Телевизионщики задали писателю пару вопросов, записали ответы и, чтобы зря не тратить пленку, выключили камеру. Им было безразлично, что именно он ответит: в сюжете французскую речь все равно будет не слышно, а в переводе они смогут сказать за него то, что подходит по смыслу. Француз об этих нюансах не знал и продолжал кривляться еще минут сорок.
Совсем вечером в клубе «Полиглот» для Бегбедера устраивалась вечеринка. Из ресторана мы двинулись в клуб. Бегбедер сказал, что поедет с нами, и попросил немного подождать: он должен переодеться в вечернюю рубашку. В клубе было тесно. Все пили вино «Божоле-Нуво», потому что спонсором вечеринки выступила французская алкогольная компания.
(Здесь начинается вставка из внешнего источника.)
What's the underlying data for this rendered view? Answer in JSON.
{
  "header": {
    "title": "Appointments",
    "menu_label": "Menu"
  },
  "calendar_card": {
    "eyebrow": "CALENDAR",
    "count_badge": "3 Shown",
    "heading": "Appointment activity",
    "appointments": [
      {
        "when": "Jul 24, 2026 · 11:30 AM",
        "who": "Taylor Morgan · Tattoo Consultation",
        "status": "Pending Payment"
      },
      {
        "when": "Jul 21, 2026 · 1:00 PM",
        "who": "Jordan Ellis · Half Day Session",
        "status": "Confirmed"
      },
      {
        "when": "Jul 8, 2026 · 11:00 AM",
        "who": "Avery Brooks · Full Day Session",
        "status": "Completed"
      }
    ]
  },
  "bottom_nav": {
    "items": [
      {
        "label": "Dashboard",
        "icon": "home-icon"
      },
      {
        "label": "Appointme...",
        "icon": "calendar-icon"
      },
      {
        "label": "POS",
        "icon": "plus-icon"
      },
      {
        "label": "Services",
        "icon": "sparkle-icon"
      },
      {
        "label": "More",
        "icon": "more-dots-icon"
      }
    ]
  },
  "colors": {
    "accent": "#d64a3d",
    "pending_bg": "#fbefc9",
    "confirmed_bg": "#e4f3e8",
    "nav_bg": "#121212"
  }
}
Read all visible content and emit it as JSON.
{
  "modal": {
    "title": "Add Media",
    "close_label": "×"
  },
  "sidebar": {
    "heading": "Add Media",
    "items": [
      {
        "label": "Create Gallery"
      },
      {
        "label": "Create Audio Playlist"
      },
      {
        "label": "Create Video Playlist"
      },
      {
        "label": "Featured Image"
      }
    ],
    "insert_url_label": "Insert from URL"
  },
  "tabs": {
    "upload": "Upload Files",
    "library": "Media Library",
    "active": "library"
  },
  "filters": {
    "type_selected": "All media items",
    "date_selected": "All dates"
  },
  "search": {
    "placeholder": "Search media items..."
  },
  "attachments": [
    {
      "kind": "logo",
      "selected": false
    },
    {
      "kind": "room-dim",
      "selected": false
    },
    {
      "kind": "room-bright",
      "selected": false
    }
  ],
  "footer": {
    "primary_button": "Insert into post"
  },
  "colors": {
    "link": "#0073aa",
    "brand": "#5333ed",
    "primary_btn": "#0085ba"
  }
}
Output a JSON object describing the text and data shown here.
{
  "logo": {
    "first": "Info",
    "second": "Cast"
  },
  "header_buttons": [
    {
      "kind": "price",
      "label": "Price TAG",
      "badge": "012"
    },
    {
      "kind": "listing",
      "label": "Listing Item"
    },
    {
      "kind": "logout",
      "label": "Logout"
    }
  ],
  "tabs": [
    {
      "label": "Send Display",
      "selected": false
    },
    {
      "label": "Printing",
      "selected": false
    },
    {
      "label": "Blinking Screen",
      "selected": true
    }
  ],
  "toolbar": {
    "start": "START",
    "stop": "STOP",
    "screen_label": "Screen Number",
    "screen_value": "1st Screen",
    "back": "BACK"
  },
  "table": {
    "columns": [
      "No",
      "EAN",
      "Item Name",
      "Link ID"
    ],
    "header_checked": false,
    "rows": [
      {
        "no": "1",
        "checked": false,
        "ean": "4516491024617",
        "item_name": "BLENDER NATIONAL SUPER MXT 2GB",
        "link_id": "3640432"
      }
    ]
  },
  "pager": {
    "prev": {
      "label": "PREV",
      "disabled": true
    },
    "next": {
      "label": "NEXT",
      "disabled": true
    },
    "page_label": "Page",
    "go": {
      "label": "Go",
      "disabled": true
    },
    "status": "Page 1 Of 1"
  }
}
Сразу, как только мы приехали, Бегбедер на минутку исчез, а появился уже с двумя ослепительными проститутками. Девицы были русскими, но Бегбедер уверял, что он познакомился с ними еще в прошлом году, в Париже, на дне рождения Лари Флинта. Проститутки не очень понимали, куда попали, выглядели испуганными и по-русски спрашивали у Бегбедера, поедут ли они сегодня в дорогущий ресторан «Акварель»?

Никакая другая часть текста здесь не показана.